Linker design is a very important and fundamental principle in the construction of de novo designed multi-domain proteins. Controlling the distance and orientation of domains in order to maximize the function of the desired protein is a difficult task in protein engineering. In 2001, Arai et al engineered and designed a suitable linker that aimed to provide logical consistency, flexibility, and spacing between the domains of a multifunctional fusion protein. It is shown that EAAAK helix binders can very effectively separate fusion protein domains, and that distances between domains can be controlled by changing EAAAK binding motifs. Therefore, the high potential of helical binders was indicated to be useful in protein engineering and design of multifunctional fusion proteins 72. In the present study, two servers were utilized for enhancing the prediction accuracy of linear epitopes with 20-and 16-mer B cell epitopes. Then, Microsoft Excel software was used to detect the most common and overlapping regions of each chosen protein. The selected regions of linear B cell epitopes were fused via EAAAK linker and a novel multi-epitope construct was built. To fix the distance between functional domains and intensify the expression of the final product in the bacterial host, EAAAK helical linker with the support of Glu-Lys salt bridge created a coherent structure 73,74. The absence of the linkers between the epitopes leads to the production of connected epitopes (neo-epitopes) and disturbance of protein function 75. Farhani et al utilized EAAAK as a rigid linker for binding HTL epitopes in their construct and designed a stable multi-epitope vaccine against pathogenic Shigella spp 76. Furthermore, Vakili et al used EAAAK peptide linker for binding multi-epitope construct of Leishmania infantum antigens to peptide adjuvant in N- and C- terminals which results in making a stable structure 74.

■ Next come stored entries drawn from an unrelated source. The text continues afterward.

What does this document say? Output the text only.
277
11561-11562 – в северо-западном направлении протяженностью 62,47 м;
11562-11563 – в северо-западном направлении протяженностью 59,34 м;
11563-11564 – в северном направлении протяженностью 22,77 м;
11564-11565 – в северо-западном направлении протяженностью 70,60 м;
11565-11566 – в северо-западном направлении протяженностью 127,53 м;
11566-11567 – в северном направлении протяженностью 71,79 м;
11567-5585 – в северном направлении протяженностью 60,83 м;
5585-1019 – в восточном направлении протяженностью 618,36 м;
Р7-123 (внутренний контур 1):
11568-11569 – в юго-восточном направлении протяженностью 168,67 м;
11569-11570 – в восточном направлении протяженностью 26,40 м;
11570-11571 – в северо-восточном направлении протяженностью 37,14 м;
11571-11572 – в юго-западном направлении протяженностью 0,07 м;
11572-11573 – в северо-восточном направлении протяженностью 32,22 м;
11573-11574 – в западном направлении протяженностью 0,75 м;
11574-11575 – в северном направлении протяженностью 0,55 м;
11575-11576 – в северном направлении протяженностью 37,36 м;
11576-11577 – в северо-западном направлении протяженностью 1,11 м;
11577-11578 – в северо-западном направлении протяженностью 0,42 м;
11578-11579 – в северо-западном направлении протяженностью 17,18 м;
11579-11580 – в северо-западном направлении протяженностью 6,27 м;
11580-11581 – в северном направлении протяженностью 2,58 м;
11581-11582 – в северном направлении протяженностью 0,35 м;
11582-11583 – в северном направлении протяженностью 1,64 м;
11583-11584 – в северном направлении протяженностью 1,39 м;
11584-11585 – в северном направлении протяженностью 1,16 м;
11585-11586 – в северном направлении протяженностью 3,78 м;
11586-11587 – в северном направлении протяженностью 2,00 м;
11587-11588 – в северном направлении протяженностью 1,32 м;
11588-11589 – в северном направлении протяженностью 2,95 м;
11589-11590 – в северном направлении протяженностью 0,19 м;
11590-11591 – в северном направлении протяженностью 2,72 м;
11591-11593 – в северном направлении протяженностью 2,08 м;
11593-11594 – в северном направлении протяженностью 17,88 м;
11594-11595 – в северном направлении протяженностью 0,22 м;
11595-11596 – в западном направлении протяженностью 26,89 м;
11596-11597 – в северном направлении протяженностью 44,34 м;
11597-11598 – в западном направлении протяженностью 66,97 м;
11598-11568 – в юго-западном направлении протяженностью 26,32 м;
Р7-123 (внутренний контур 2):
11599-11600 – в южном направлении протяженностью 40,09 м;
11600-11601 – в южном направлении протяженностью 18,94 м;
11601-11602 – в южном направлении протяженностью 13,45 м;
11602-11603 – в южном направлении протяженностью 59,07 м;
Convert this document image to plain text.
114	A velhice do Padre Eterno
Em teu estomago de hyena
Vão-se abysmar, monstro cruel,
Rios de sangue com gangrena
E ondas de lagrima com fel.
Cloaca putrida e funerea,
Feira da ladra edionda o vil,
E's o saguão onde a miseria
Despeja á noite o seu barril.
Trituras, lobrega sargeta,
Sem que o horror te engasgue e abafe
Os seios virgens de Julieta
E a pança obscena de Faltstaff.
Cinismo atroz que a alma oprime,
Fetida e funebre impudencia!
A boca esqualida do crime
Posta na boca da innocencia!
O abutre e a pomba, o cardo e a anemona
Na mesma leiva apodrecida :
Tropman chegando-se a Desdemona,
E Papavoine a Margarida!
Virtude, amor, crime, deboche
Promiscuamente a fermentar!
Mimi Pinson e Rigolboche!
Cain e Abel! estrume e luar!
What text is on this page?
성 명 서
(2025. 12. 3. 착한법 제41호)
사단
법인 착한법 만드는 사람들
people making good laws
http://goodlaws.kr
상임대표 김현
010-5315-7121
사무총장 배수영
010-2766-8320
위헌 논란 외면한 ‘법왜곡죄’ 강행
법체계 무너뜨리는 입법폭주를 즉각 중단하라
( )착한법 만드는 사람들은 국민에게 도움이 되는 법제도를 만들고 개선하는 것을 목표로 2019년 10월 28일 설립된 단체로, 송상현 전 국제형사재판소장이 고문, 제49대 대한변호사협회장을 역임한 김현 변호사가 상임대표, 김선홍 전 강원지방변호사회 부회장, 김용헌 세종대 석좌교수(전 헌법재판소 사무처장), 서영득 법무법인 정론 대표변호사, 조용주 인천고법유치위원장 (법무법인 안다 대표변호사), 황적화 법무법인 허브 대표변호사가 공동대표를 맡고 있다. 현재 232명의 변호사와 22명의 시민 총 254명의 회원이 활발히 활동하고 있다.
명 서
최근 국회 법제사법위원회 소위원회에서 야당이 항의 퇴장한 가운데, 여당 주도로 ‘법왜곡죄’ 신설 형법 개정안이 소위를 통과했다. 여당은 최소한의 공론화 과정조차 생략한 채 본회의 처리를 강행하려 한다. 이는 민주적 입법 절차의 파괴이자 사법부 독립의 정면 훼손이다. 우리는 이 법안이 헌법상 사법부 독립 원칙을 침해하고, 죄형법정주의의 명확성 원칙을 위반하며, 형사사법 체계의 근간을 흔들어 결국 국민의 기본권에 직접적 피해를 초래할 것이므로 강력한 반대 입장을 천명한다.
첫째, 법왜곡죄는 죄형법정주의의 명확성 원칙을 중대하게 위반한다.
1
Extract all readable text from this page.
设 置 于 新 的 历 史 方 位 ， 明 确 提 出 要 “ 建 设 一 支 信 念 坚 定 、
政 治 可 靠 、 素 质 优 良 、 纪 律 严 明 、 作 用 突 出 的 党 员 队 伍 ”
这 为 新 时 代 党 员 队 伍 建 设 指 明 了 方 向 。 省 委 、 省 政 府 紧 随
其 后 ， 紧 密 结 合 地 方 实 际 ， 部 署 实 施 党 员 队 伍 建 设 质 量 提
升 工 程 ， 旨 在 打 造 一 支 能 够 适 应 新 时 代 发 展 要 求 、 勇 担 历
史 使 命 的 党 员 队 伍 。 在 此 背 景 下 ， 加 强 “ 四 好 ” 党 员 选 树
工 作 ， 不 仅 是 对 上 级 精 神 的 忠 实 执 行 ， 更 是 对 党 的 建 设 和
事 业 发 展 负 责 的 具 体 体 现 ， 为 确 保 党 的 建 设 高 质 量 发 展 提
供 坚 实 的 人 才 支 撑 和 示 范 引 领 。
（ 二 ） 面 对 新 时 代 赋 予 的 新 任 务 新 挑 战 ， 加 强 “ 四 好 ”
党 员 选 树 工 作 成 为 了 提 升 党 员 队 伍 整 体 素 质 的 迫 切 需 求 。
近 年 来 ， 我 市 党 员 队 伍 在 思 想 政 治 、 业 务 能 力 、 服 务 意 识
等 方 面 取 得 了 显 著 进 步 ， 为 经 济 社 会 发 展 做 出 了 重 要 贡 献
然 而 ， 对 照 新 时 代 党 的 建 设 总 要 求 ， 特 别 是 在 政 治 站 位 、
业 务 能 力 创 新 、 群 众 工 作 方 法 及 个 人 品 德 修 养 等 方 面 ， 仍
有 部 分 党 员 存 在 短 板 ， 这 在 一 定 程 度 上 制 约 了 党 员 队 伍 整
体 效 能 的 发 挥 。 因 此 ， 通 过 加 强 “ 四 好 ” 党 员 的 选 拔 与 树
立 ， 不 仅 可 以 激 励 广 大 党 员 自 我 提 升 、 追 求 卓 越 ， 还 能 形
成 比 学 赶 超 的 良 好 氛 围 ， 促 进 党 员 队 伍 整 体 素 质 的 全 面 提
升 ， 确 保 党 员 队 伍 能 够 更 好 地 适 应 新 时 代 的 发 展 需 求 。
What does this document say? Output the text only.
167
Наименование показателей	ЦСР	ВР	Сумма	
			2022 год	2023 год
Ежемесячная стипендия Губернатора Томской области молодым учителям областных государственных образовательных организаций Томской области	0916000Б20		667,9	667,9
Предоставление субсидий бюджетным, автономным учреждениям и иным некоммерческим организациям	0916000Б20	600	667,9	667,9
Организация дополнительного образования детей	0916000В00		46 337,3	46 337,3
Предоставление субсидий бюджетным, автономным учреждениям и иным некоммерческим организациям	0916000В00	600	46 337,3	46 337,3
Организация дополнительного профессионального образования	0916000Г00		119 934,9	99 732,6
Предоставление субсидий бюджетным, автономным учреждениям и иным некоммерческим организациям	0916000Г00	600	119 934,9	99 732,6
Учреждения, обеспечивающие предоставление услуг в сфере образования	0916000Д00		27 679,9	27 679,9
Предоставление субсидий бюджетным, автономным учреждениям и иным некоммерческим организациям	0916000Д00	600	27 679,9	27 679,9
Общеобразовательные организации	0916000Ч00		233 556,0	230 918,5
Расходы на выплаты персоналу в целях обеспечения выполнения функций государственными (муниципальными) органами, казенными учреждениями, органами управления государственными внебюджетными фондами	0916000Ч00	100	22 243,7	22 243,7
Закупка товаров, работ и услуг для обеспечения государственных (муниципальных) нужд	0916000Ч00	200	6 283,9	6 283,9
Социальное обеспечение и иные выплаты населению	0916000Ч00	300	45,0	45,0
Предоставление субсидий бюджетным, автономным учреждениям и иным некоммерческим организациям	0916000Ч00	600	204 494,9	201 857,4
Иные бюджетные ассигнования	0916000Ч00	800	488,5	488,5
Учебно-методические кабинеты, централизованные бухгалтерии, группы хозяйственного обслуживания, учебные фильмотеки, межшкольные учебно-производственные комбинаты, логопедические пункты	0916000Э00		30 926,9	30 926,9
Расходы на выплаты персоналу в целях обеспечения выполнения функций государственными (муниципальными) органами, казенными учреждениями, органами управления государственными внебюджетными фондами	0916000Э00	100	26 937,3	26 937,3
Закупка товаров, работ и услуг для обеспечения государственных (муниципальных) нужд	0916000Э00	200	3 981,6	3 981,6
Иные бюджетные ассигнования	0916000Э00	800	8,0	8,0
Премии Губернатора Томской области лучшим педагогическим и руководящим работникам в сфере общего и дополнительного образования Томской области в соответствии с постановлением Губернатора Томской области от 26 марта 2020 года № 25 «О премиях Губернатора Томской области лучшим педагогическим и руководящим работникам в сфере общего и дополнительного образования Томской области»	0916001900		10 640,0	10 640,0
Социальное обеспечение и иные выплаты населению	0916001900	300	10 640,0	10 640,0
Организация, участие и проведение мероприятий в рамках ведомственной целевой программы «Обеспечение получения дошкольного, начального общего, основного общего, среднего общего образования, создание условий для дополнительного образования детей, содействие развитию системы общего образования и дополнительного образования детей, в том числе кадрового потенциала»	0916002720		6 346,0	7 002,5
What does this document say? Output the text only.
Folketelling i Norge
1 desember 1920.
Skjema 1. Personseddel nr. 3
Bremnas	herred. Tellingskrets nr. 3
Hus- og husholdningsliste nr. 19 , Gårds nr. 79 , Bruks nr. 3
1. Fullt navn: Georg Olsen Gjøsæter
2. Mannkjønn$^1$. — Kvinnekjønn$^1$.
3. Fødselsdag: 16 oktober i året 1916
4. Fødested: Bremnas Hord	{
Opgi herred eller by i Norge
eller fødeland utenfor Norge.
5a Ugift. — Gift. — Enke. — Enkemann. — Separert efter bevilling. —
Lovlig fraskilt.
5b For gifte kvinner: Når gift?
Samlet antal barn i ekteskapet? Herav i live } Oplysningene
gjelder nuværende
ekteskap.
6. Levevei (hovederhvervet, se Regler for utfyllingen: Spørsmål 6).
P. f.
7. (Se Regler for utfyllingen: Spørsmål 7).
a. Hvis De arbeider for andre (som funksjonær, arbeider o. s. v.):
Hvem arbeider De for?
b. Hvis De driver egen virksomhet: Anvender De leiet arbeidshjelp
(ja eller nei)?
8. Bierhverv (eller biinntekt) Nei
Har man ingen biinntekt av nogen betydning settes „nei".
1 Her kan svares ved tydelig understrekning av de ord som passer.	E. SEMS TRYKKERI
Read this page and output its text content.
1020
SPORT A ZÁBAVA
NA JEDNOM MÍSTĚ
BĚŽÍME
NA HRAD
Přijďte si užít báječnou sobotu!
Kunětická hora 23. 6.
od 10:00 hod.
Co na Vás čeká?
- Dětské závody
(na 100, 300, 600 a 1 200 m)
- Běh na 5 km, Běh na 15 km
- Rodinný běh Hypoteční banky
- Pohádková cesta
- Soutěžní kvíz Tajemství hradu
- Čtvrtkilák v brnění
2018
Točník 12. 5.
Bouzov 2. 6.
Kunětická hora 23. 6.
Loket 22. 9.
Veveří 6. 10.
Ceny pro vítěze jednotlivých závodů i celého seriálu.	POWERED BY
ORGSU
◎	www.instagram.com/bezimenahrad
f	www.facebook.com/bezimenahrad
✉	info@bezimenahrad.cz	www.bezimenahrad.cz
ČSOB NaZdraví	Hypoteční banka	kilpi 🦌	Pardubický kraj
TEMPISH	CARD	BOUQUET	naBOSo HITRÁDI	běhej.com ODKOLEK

The DNA sequence of the construct was optimized based on codon usage of E. coli host. Analysis of optimization parameters including CAI, CFD, and GC contents by GenScript server showed that the optimized nucleotide sequence was suitable for overexpression in E. coli host.

The physico-chemical features of the designed construct were also predicted via the bioinformatics tool. The construct was hydrophilic based on the GRAVY score −1.378, which demonstrates its easy interaction with water molecules. The pI value 5.05 showed the acidic feature of the designed protein. Besides, the high aliphatic index 54.47 showed that the designed protein could be more thermostable, and also, the value of the instability index 28.04 revealed that the designed construct could be stable. The 3D model building and validation can open a horizon to identify the structure of the proteins. For this reason, five 3D models of the construct were built by GalaxyTBM. Moreover, ProsA and ERRAT were utilized to evaluate and select the best model.

Conclusion

In the present study, immunodominant linear B cell epitopes from two antigens of S. stercoralis, were predicted and linked together via proper linkers. The study of physico-chemical structures of designed protein construct showed that the structure is thermostable, hydrophilic, and acidic with a half-life of more than 10 hr in E. coli. Finally, it was found that the designed chimeric protein can express greatly in E. coli. The designed protein can be used in the construction of a high-performance serological test for the diagnosis of human strongyloidiasis.